Your website needs to further your business interests. Customers should take action. That doesn’t mean they can’t read or learn about something and then act but if you only have one choice about what a customer will do on your website, what will want them to do?
Another similar problem I see is that everything matters equally. Which is not the case. You must have everything in order of priority. And if you step back even further you need to have goals for your website. Why does this website exist? What you want your website to do for your business?
Thinking through this process and answering these questions will surely make your website more successful for your business.
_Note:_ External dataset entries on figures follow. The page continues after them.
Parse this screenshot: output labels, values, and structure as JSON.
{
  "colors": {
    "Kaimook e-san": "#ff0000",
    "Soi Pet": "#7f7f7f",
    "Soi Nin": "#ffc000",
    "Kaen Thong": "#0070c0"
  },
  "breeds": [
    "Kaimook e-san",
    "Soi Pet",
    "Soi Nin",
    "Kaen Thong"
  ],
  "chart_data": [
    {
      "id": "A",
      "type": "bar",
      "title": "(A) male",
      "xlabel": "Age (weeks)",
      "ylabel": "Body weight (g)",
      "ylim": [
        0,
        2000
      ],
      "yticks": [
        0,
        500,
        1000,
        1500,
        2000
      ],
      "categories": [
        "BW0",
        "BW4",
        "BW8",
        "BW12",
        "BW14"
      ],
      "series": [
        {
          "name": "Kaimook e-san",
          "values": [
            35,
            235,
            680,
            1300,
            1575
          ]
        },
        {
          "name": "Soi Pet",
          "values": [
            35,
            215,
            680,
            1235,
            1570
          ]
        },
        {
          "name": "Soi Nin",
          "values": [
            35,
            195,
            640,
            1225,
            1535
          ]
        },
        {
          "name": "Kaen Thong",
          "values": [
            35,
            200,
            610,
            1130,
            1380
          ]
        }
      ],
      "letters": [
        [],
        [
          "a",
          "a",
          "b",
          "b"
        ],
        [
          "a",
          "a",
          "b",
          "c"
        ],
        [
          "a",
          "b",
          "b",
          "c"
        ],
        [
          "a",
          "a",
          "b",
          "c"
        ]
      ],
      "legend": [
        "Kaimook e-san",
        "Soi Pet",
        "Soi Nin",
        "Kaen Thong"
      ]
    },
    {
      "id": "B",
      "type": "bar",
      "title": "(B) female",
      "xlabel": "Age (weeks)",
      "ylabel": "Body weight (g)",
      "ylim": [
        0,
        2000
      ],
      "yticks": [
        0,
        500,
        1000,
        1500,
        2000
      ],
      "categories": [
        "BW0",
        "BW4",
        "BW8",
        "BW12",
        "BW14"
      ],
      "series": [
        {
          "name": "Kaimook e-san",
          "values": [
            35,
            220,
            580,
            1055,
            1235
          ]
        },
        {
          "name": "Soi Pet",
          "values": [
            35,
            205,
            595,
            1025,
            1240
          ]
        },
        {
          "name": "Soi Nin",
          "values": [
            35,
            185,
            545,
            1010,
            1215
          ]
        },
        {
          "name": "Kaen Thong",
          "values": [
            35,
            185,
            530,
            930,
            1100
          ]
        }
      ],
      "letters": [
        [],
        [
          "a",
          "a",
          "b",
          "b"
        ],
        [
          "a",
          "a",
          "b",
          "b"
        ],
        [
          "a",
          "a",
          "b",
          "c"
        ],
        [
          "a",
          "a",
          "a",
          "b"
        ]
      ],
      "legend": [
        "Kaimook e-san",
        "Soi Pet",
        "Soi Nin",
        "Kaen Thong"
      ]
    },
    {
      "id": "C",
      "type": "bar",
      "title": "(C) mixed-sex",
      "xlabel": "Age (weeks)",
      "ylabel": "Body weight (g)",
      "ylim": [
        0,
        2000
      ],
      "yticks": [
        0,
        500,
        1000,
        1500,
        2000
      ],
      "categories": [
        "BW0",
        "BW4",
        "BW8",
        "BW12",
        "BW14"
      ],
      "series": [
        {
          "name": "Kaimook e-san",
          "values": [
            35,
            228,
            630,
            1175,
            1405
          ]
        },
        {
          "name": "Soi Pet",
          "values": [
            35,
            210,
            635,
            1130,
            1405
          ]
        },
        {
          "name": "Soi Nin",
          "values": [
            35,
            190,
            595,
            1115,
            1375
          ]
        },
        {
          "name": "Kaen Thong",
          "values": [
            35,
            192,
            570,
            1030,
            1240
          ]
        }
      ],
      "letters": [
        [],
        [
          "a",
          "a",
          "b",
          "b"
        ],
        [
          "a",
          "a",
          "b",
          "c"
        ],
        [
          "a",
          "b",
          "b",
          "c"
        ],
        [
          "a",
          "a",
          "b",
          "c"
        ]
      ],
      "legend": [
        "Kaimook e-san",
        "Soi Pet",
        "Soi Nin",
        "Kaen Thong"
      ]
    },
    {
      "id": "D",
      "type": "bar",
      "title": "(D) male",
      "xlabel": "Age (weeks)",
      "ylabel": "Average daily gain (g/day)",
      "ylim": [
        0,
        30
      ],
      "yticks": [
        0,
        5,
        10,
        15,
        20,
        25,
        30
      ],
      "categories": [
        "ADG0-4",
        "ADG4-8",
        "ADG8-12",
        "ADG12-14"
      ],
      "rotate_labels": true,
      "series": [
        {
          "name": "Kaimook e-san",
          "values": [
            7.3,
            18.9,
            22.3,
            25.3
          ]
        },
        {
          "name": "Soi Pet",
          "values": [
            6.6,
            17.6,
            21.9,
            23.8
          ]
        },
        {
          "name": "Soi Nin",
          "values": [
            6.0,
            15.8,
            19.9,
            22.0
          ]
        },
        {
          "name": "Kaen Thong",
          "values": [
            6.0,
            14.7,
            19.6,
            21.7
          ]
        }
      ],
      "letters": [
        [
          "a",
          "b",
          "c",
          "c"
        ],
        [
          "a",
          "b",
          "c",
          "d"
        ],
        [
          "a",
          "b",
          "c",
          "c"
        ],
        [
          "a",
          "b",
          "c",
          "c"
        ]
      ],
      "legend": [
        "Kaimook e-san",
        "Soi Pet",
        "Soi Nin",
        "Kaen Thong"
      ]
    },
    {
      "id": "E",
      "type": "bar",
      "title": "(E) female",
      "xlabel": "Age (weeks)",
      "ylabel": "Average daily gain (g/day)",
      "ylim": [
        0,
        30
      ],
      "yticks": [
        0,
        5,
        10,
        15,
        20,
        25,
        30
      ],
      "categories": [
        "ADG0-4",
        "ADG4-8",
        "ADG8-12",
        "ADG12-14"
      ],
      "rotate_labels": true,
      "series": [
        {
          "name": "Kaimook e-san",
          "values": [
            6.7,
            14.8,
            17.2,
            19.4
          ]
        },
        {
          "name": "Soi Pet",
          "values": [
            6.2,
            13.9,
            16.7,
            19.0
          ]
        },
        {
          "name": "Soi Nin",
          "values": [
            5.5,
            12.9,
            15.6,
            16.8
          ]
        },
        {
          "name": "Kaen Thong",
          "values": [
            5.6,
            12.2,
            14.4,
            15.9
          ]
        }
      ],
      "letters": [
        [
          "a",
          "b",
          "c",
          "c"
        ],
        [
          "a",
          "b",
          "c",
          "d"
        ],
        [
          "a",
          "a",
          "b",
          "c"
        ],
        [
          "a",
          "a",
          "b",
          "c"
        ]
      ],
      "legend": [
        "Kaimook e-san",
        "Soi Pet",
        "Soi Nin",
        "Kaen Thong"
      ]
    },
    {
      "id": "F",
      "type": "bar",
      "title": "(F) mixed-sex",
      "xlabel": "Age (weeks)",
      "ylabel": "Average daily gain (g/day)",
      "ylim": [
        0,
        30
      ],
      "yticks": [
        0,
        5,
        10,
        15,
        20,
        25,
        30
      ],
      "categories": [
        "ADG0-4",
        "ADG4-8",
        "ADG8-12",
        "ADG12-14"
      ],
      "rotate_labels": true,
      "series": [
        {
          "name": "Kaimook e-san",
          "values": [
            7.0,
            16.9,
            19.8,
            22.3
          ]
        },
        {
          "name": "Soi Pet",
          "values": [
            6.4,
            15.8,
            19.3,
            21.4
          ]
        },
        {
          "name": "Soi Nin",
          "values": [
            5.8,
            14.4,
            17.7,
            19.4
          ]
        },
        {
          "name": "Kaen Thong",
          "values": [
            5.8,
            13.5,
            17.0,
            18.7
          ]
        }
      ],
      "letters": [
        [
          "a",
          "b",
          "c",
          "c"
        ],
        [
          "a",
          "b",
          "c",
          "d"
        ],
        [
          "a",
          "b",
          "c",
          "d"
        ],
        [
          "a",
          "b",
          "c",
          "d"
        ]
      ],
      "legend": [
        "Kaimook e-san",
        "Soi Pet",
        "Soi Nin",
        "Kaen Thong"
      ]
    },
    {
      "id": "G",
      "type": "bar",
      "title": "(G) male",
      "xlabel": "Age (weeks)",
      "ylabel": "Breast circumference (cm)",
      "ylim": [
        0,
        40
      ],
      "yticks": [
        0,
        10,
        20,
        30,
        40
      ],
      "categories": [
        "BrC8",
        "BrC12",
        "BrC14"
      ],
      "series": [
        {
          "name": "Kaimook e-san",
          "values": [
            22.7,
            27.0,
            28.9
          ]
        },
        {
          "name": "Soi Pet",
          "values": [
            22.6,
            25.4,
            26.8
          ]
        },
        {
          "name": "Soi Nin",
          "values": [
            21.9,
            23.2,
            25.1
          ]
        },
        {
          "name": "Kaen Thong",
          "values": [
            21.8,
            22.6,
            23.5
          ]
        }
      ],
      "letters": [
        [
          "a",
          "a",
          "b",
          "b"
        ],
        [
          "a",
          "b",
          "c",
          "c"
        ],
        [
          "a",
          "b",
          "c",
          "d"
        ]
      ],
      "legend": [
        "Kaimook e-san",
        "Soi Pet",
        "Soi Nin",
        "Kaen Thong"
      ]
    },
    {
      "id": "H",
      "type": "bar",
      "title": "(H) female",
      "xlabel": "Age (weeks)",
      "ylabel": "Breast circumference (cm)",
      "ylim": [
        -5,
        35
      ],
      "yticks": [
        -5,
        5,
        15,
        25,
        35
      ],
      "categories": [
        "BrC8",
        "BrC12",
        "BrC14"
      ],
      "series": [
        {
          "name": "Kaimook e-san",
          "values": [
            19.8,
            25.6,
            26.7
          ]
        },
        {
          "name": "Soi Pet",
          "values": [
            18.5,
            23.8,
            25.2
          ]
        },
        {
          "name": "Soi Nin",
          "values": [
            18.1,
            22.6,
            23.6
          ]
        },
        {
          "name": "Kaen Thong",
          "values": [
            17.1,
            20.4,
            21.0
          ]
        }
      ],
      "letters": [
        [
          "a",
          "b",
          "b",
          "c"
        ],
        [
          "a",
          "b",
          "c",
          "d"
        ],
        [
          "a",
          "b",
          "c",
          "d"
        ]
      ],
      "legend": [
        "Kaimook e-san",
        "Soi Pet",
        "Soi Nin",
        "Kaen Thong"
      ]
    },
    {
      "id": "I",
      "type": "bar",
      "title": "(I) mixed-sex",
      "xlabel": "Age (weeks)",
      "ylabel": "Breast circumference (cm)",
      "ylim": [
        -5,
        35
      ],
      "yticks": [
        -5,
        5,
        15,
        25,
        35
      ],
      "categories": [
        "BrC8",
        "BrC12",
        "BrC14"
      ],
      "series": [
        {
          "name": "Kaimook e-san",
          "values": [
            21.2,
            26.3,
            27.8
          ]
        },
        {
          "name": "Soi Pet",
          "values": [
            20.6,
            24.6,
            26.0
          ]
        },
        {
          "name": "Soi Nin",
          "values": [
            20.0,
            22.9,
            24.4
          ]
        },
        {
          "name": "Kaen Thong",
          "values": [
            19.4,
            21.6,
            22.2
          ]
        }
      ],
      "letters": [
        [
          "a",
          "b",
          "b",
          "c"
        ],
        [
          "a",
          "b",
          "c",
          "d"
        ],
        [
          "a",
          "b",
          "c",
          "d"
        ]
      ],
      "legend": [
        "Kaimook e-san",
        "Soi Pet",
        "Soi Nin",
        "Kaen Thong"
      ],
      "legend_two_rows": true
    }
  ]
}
Sometimes it’s hard to have the humility to understand that you and your business just don’t matter to the customer. It’s hard to step back and think that you’re not the most important person or business in a prospective customers mind. The customer simply has a problem, and they need a solution for the problem. And that’s where your business comes in. Your business is going to be a solution for your customers problem.
I’ve seen a lot of businesses treat a website like a book that the customer is just dying to read. They think that a customer is going to grab a cup of coffee load up the web browser view the website and settle in for the next four hours reading through your company’s history, portfolio and solutions before they make any decisions. Then they’ll find the phone number at the end of the book and call you. This is delusional.
The Internet is full of people doing multiple things at once, thinking about where they’ll go for lunch, and landing on your website. With tons of distraction in the background. After all the most common phrase of our modern society is “I’m busy.”
With all that, do you think that these busy people are going to take any real amount of time on your website? You think they’re going to take the time and read every single word that you’ve so carefully created? Not a chance. The Internet is full of skimmers trying to decipher information in a quick way so they can decide to take the next step or not. When your website is up to bat, you’ve got a couple seconds or less to make an impression. You need to keep that customer on your website long enough to gain their trust and for them to take some sort of action (phone call, subscribe to newsletter, contact form, etc.).
Just think for a second about how you browse the Internet. Especially when you’re looking for a service provider or a product purchase. Try to catch yourself in the moment and see how you behave online.
What you see above is just a sample of the questions and thought process that go into us helping our web design customers. We are not order takers. Where we specialize is taking a rough idea or concept and refining that with our customers to develop the best website that we can. A website that will be a good investment that returns dividends to the business, not an expense to write off.
At the end of the day, we enjoy helping people. Websites and marketing just so happen to be the way we do that.
And really, taking orders for basic five-page websites every day would be mind-numbing.